Solemos ir y venir de las emociones que nos provoca el fútbol como nos ocurre con el amor, con las amistades, las relaciones familiares, la política y un sinfín de debates apasionados que, por lo menos en el mundo latino, vivimos desde los tiempos de los tiempos. La madrugada del domingo pasado (para quienes estamos en España), Argentina levantó su 15ª Copa América del deporte rey. En el mítico, frío y casi vacío estadio Maracaná. En la casa del organizador, Brasil. Contra el eterno rival liderado por Neymar.
Leo Messi, por fin, ve coronado su sueño de tener un título deportivo con la albiceleste. Tan comparado con la figura de otro mítico 10, con la presión de un país necesitado de héroes y con todos los detalles más ridículos que las redes sociales exhiben sin límites. Tiempos modernos. Alegría descomunal en época de pandemia. El show debe continuar. 28 años después, Argentina se ha quitado las telas de araña y vuelve a obtener un trofeo para un país en el que el segundo puesto no vale de nada. Duele recordar como a enormes deportistas y embajadores nacionales como Gabriela Sabatini o el recientemente fallecido, Carlos “Lole” Reutemann, por no haber llegado al número uno, se los tildó de fracasados…
En 2001, el periodista argentino Rodolfo Braceli (Mendoza, 1940), publico un ensayo titulado “De fútbol somos”. De esos libros que, vuelta a vuelta, se pueden abrir en cualquier página y disfrutar verdades como un puño: “…Soy del parecer que la ciega veneración del fútbol es tan solo eso, ciega, como puede serlo su sistemática demolición. Con frecuencia, desde el llamado pensamiento crítico, se alienta una confusión: culpar al fútbol de lo que, en ocasiones, se hace con él. Vendría a ser como culpar a la energía atómica por lo que a veces se hace con ella. El fútbol en sí mismo no es la causa de los males de nuestro tiempo. A través de él emergen lacras y miserias de nuestro mundo. El fútbol no causa ni agrava: espeja”.
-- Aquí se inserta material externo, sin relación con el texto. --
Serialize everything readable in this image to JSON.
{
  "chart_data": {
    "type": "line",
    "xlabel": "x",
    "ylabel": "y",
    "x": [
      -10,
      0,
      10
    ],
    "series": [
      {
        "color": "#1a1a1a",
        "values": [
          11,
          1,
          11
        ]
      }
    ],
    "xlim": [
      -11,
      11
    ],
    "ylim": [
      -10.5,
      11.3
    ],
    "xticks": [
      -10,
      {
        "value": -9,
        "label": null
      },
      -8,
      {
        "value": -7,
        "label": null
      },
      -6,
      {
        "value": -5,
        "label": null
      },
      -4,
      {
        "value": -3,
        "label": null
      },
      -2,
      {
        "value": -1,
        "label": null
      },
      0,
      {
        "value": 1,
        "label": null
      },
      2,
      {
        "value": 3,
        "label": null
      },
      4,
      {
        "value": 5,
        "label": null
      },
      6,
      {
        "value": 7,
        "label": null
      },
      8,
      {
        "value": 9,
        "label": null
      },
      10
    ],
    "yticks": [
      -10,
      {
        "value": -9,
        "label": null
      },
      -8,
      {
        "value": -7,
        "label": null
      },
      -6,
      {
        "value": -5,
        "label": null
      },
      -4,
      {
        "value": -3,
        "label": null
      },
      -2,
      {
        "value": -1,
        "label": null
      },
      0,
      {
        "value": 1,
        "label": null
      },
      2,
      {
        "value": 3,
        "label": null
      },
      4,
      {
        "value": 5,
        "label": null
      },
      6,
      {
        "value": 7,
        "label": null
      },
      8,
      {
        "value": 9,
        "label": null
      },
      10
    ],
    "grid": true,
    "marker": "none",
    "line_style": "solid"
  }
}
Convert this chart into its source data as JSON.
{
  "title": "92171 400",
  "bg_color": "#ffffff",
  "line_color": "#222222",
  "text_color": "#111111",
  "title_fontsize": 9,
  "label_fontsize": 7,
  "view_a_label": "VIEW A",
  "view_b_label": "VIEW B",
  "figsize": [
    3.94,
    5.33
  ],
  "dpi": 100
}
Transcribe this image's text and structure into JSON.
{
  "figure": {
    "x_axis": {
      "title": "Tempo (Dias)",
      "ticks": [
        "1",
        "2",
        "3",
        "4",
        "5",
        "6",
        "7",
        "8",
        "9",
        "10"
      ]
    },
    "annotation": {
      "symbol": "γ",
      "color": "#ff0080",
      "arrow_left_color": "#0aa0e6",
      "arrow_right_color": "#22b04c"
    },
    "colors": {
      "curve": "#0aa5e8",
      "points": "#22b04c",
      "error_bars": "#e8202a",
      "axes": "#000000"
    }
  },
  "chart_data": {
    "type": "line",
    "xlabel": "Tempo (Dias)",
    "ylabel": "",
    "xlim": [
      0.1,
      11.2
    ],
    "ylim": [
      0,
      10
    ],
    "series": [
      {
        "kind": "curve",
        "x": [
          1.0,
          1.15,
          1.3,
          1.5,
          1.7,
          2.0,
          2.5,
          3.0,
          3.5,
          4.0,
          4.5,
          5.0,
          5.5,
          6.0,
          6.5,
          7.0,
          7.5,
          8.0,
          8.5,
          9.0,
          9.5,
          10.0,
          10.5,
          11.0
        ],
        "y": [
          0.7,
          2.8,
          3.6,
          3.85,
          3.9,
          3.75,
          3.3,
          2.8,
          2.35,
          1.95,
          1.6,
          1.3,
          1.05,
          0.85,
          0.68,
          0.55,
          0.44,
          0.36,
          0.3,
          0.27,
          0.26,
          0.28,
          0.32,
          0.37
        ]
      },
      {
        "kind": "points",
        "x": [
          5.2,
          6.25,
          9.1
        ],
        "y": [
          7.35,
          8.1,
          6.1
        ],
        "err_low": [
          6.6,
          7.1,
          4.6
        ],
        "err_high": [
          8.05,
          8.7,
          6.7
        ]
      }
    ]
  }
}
Cuando ponemos ejemplos que ilustran lo que anhelamos, nos sentimos orgullosos de dichas figuras porque es, desde lo individual, a lo que aspiramos y deseamos. Rafa Nadal o Pau Gasol son una clara demostración de ello. A quienes nos gusta el rugby, solemos aplicarlo como ese deseo idílico de lo que, como sociedad, aspiramos a ser pero la masa (sin connotación negativa de desprecio o falta de respeto a lo que ella implica o genera) no entiende de razones más que las emociones que dicta el corazón. La balanza, en la mayoría de los casos, se inclina hacia los mandatos del cuore.
Braceli nos invita a seguir reflexionando: “En todo caso el fútbol, como ninguna otra actividad y/o divertimento, muestra cómo somos y cómo no somos. El espejo no tiene la culpa de los que refleja. La radiografía no tiene la culpa de los tumores”. 20 años después, parecen escritos de esta misma semana.
El show debe continuar. Messi y Argentina, en lo más alto de la cúspide mundial. Festejamos la victoria como propia sabiendo que podemos volver a lo amargo de una derrota. La vida misma. Hacer consciente esto es un buen ejercicio de sinceridad popular para no ser derrotistas ni demasiado optimistas, según sea la vivencia del momento. Si el fútbol es capaz de despertar lo mejor y lo peor de una masa, reflejarnos en él puede ser un buen ejercicio para comprender mejor qué clase de sociedad queremos “ser”… o no, quizá la pasión de multitudes que desprende este deporte, nos permita reflexionar como, a pesar de todo, practicar la compasión es algo diario que debemos tener presente para, desde lo individual, ser mejores en lo colectivo.